In the quest for sustainable energy storage solutions, a new contender has emerged from the shadows of traditional fossil fuels: metal fuels. According to a recent review published in the journal “Next Energy” (formerly known as “Next Energy”), these metals, including aluminum, iron, magnesium, and zirconium, are gaining traction as high-energy-density, carbon-free alternatives for storing renewable energy. The review, led by independent scientist Alberto Boretti from Johnsonville, Wellington, New Zealand, explores the potential of these metals within a circular economy framework, offering a fresh perspective on how they might complement existing energy storage technologies.
The review highlights the oxidation of metal fuels in air, steam, and carbon dioxide, with air and steam oxidation proving particularly effective for heat generation and facilitating hydrogen production. “The beauty of metal fuels lies in their ability to store energy in a dense, recyclable form,” Boretti explains. “When you oxidize these metals, you release energy, and the resulting metal oxides can be recycled back into reusable fuels through processes like electrolysis.”

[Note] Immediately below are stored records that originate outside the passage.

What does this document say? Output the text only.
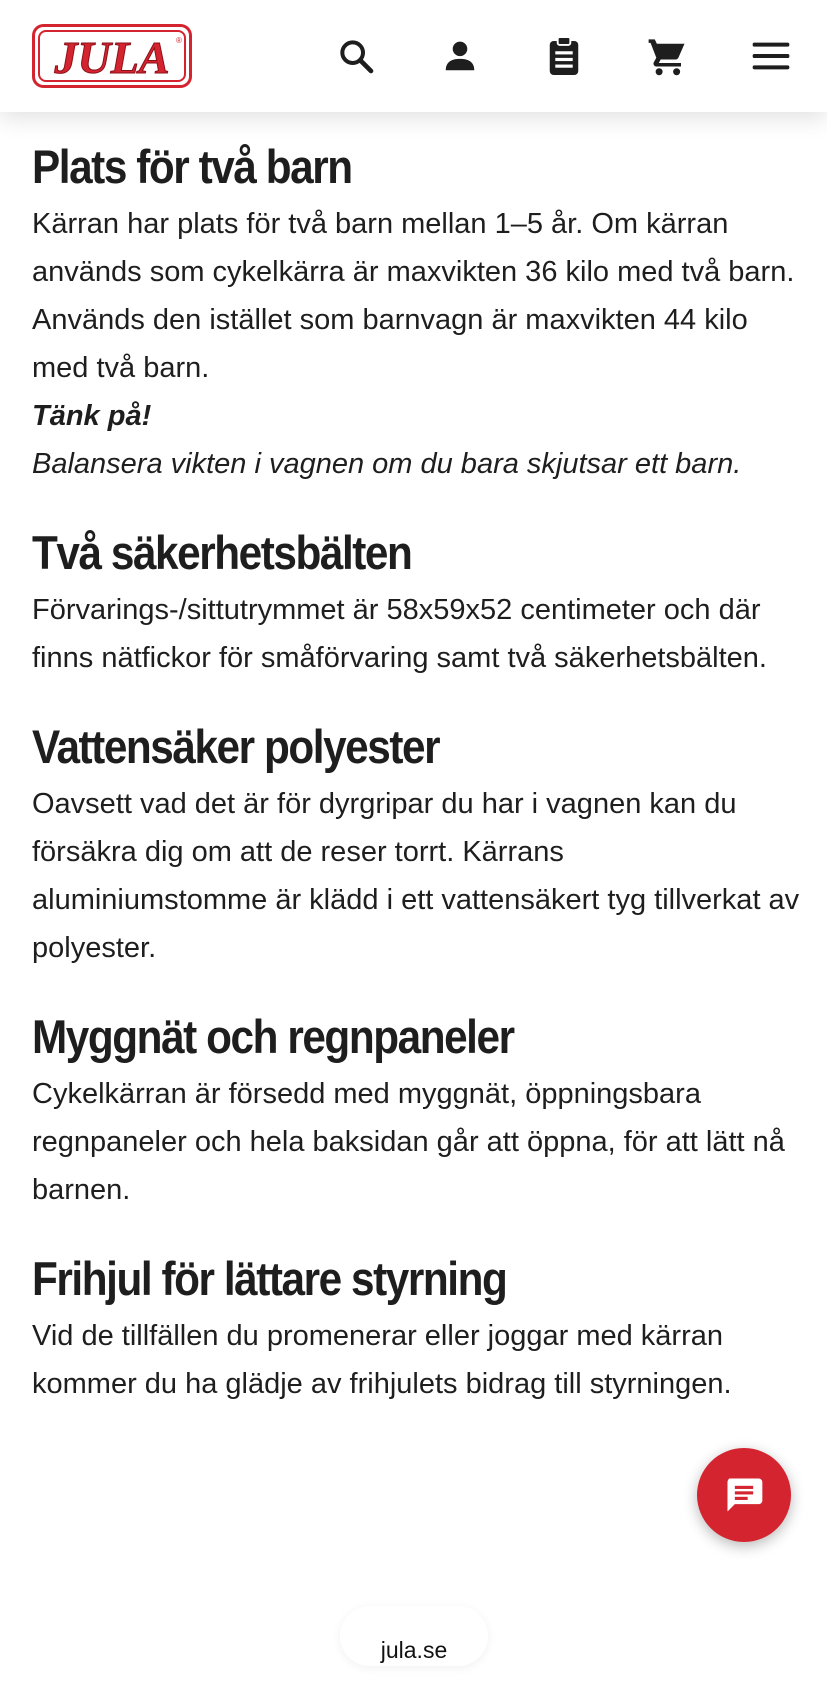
JULA ®
Plats för två barn

Kärran har plats för två barn mellan 1–5 år. Om kärran används som cykelkärra är maxvikten 36 kilo med två barn. Används den istället som barnvagn är maxvikten 44 kilo med två barn.

Tänk på!

Balansera vikten i vagnen om du bara skjutsar ett barn.

Två säkerhetsbälten

Förvarings-/sittutrymmet är 58x59x52 centimeter och där finns nätfickor för småförvaring samt två säkerhetsbälten.

Vattensäker polyester

Oavsett vad det är för dyrgripar du har i vagnen kan du försäkra dig om att de reser torrt. Kärrans aluminiumstomme är klädd i ett vattensäkert tyg tillverkat av polyester.

Myggnät och regnpaneler

Cykelkärran är försedd med myggnät, öppningsbara regnpaneler och hela baksidan går att öppna, för att lätt nå barnen.

Frihjul för lättare styrning

Vid de tillfällen du promenerar eller joggar med kärran kommer du ha glädje av frihjulets bidrag till styrningen.

jula.se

One of the key advantages of metal fuels is their potential to support the circular economy. By recycling metal oxides into reusable fuels, these metals can address specific energy storage needs while supporting the recycling of metal oxides. However, the technology readiness level (TRL) for metal fuel combustion for power generation remains relatively low, estimated to be between TRL 3 and 4. In contrast, processes for recycling metal oxides, such as the Hall-Héroult process for aluminum, exhibit higher TRLs, around TRL 9.
Despite their promise, metal fuels face limitations due to the restricted availability of metal oxides compared to the abundance of water for hydrogen storage. As such, metal-based energy storage should not be seen as competing with hydrogen-based solutions but as a complementary approach. “Metal fuels offer a unique set of advantages, particularly in terms of storage density and recyclability,” Boretti notes. “They won’t replace hydrogen, but they can play a crucial role in specific applications where their properties are particularly beneficial.”
The review also highlights the fact that several of these metals, such as magnesium and potentially zirconium, are considered critical raw materials, adding complexity to their large-scale use as energy carriers. This underscores the need for careful consideration of supply chain dynamics and the potential for geopolitical and economic implications.
As the energy sector continues to evolve, the role of metal fuels in renewable energy storage and the circular economy is likely to gain prominence. By aligning with circular economy principles, metal fuels can address specific energy storage needs while supporting the recycling of metal oxides. This research not only sheds light on the potential of metal fuels but also underscores the importance of a diversified approach to energy storage, one that leverages the unique advantages of different technologies to create a more sustainable and resilient energy landscape.